One of the "dogmas" of physics that most endure as incontrovertible truth, despite the tenacity in trying to prove that it is false on the part of illustrious groups and scientists is that which states that the flow of the magnetic induction B through a closed surface is null. This can be translated concluding that monopoles or magnetic charges do not exist in nature in the form of elementary particles. And this is so, for now, although in the distant times of 1931, P.A.M. Dirac published a pristine and seminal article [1] in which he came to say that for the "quantization" of the electric charge to be a reality the existence of the magnetic charge was necessary. After this year, many papers have been published concerning this research, as well as the properties of these monopoles and their consequences on the so-called dual Electrodynamics. However, it seems that up to now the empirical detection for such charges in free elementary particles and in a vacuum has been unsuccessful.
 
However, inside some materials, so-called "spin-ices", which are composed of any lanthanide, together with titanium and oxygen, in a ratio of 2-2-7 per molecule, with a crystalline structure of the pyrochlore type and at a temperature between 0.07 and 1.00 kelvin, entities called quasiparticles, which are excited states resulting from changes in their global magnetic structures, mimic the properties that the magnetic charges or monopoles should have [2,3]. F.I. López Bara and F. López Aguilar [4], analyzed the two thermodynamic phase transitions of these compounds.

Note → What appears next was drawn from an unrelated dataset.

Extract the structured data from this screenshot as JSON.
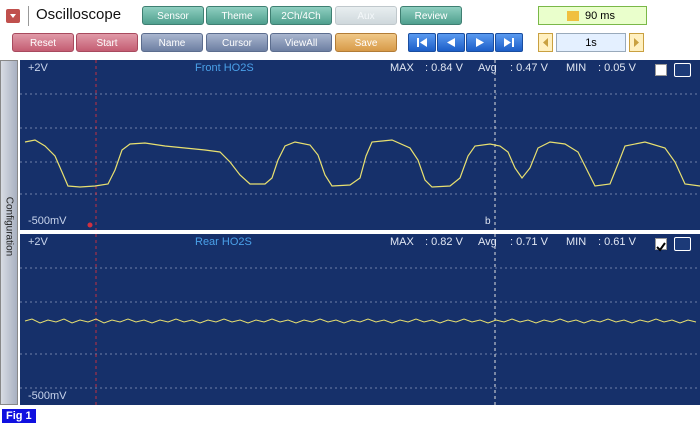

The first of them between 0.10 and 0.20 kelvins transits the global system from a ground state with zero magnetization to a Bose condensate whose individual components are magnetic dipoles that form at these temperatures. This analysis is presented in the article "Two fluid model in low energy excited states within the spin-ice systems". In it, the conditions that must be fulfilled for the Bose condensate to become a BEC (Bose-Einstein condensate) are given explicitly and analytically. In a second order phase transition, the dipoles are broken and free magnetic charges are formed which constitute a magnetic plasma. The transition temperature to this magnetic plasma can vary between 0.6 and 1.0 kelvin in natural spin-ices compounds. Both the analysis of the two phases and their transitions are analyzed by thermodynamic potentials and from which the specific heats and entropy are provided analytically; the saturation entropy values (NKln2) are obtained at the limit of the plasma phase and the residual of Pauling [0.5NKln (1.5)] in the BEC state at T<0.07 kelvin. The study of dual Electrodynamics in this plasma may lead to the possible construction of "magnetron" devices in dual resemblance to electronic devices.

Dr. Fernando López Aguilar
Department of Physics
Universitat Autònoma de Barcelona

References

Bibliographic references

[1] Dirac, P. A. M. (1931). Quantized Singularities in the Electromagnetic FieldProc. Roy, Soc., Vol. A133, 60.

[2] Castelnovo, C., R. Moessner, and S. L. Sondhi, (2008). Magnetic monopoles in spin iceNature, Vol. 451, 42-45.

[3] Bramwell, S. T., S. R. Giblin, S. Calder, R. Aldus, D. Prabhakaran, and T. Fennell, (2009). Measurement of the charge and current of magnetic monopoles in spin iceNature, Vol. 461, 956-960, 2009.

Reference Article

[4]  López-Bara F.I., and F. López-Aguilar (2018). Two fluid model in low energy excited states within spin-ice systemsScientific Reports, 6303(8). DOI: 10.1038/s41598-018-34529-x.